Soooooo…here I sit at my computer writing this…when I should be using paper and pencil and a good old fashioned journal right?? Ahhhhh…the dichotomy of it all.
Maybe the seeds have been inside me lying dormant for a very long time, however reading a couple of books have caused them to germinate. Interrupted and 7- An Experimental Mutiny in Excess, both by Jen Hatmaker stopped me in my proverbial tracks and shined the spotlight on the abundance in every facet of my life. (Recommended reading, by the way) I felt convicted on so many levels, but in a good way, in a thoughtful way, and in a way that may actually initiate positive change.

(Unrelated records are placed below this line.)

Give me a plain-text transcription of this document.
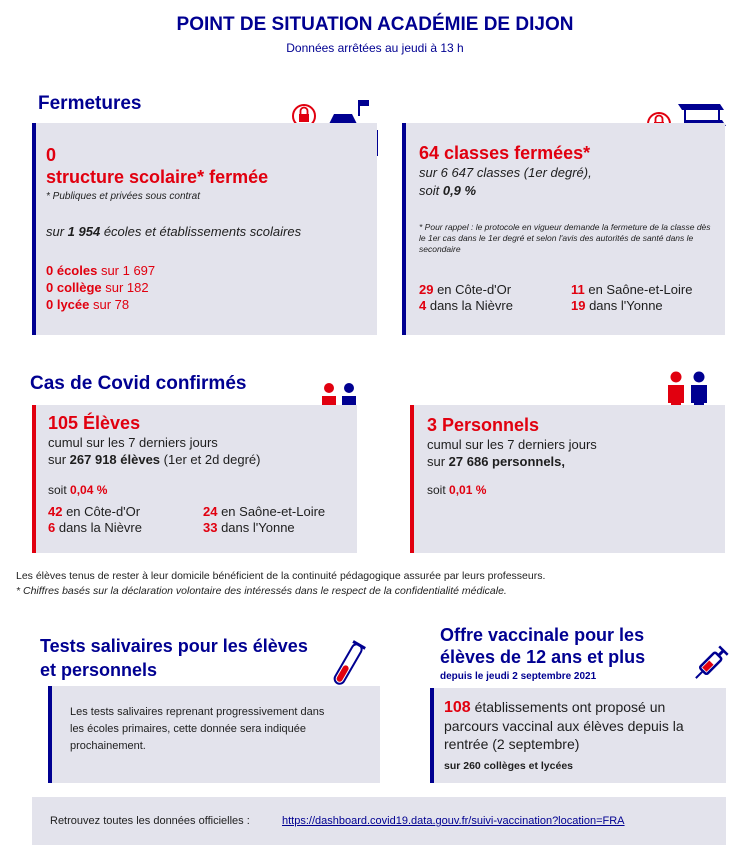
POINT DE SITUATION ACADÉMIE DE DIJON
Données arrêtées au jeudi à 13 h
Fermetures
0
structure scolaire* fermée
* Publiques et privées sous contrat
sur 1 954 écoles et établissements scolaires
0 écoles sur 1 697
0 collège sur 182
0 lycée sur 78
64 classes fermées*
sur 6 647 classes (1er degré),
soit 0,9 %
* Pour rappel : le protocole en vigueur demande la fermeture de la classe dès le 1er cas dans le 1er degré et selon l'avis des autorités de santé dans le secondaire
29 en Côte-d'Or	11 en Saône-et-Loire
4 dans la Nièvre	19 dans l'Yonne
Cas de Covid confirmés
105 Élèves
cumul sur les 7 derniers jours
sur 267 918 élèves (1er et 2d degré)
soit 0,04 %
42 en Côte-d'Or	24 en Saône-et-Loire
6 dans la Nièvre	33 dans l'Yonne
3 Personnels
cumul sur les 7 derniers jours
sur 27 686 personnels,
soit 0,01 %
Les élèves tenus de rester à leur domicile bénéficient de la continuité pédagogique assurée par leurs professeurs.
* Chiffres basés sur la déclaration volontaire des intéressés dans le respect de la confidentialité médicale.
Tests salivaires pour les élèves
et personnels
Les tests salivaires reprenant progressivement dans les écoles primaires, cette donnée sera indiquée prochainement.
Offre vaccinale pour les
élèves de 12 ans et plus
depuis le jeudi 2 septembre 2021
108 établissements ont proposé un
parcours vaccinal aux élèves depuis la
rentrée (2 septembre)
sur 260 collèges et lycées
Retrouvez toutes les données officielles :	https://dashboard.covid19.data.gouv.fr/suivi-vaccination?location=FRA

If asked, Steve and I would place ourselves smack dab in the middle of the middle class in America, however, by the world’s perspective we are very rich indeed. I tend to forget that, until the window of the world is opened up and I am pushed toward a closer look. We have a shelter for our cars that is bigger than some houses for families much larger than ours has ever been. We have rooms that we don’t even use, unless people come to visit. We have extra T.V.’s that hardly ever get turned on that have more channels than stars in the sky to choose from. We have an attic full of stuff (neatly containerized) that hasn’t been used or looked at in a very long time. We have clothes that haven’t been worn in decades (and some have never been worn) and yet I am guilty of looking into my closet and saying that I have nothing to wear. We have food that sometimes gets thrown away because we don’t eat it before it spoils. Slowly, without even noticing, we have become enchained by our lifestyle until we no longer realize the bounty we take for granted. I don’t want to be owned by my stuff anymore. I heard a great saying, “Don’t own anything that you aren’t willing to loan to someone else” and I want to feel that way too.

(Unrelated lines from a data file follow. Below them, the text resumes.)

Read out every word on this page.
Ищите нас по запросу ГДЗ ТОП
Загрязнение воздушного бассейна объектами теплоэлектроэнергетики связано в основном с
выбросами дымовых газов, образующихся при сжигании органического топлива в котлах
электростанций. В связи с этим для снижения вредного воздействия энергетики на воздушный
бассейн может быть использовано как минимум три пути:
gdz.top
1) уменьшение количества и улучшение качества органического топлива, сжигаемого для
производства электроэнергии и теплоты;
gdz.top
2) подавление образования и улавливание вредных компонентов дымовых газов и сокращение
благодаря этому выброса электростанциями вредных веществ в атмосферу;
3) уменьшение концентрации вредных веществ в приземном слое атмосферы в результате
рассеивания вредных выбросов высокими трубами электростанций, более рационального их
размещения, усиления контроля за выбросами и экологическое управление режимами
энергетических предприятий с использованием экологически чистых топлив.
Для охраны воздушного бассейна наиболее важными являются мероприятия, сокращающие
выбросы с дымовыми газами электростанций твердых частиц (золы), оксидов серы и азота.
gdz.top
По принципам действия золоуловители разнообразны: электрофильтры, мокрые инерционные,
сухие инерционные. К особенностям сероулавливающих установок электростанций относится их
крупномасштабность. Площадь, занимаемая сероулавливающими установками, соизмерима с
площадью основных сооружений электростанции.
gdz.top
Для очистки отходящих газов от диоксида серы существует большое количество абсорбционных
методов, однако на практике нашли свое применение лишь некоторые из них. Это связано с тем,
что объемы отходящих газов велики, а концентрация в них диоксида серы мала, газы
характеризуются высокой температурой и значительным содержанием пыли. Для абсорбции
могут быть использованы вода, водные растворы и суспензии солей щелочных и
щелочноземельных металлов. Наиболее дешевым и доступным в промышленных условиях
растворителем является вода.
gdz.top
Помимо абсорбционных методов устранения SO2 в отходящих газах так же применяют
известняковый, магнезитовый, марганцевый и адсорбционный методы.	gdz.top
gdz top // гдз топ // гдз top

I need to prioritize, re-organize, and purge. Even though I don’t exactly know how to begin this process, I have a wonderful picture in my mind of what I would like the end result to look like. I can see that small house where we would place only the essential items that are deemed important enough to keep. I can see a stretch of land filled with trees ready for the climbing and perfect places for grandchildren to gambol and play and build their forts and learn more about God’s world rather than ours. I can see a space for a vegetable garden so that I might have first hand knowledge of the process of sowing and reaping and apply it to all areas of my life. (I know it would make my grandmother so very proud. ) I can see more margin to be able to say “yes” when I sense the will of my Father prodding me in another direction. I can only hope to make up for lost time in being an honest steward of my providence.
1 Peter 4:10
As each has received a gift, use it to serve one another, as good stewards of God’s varied grace.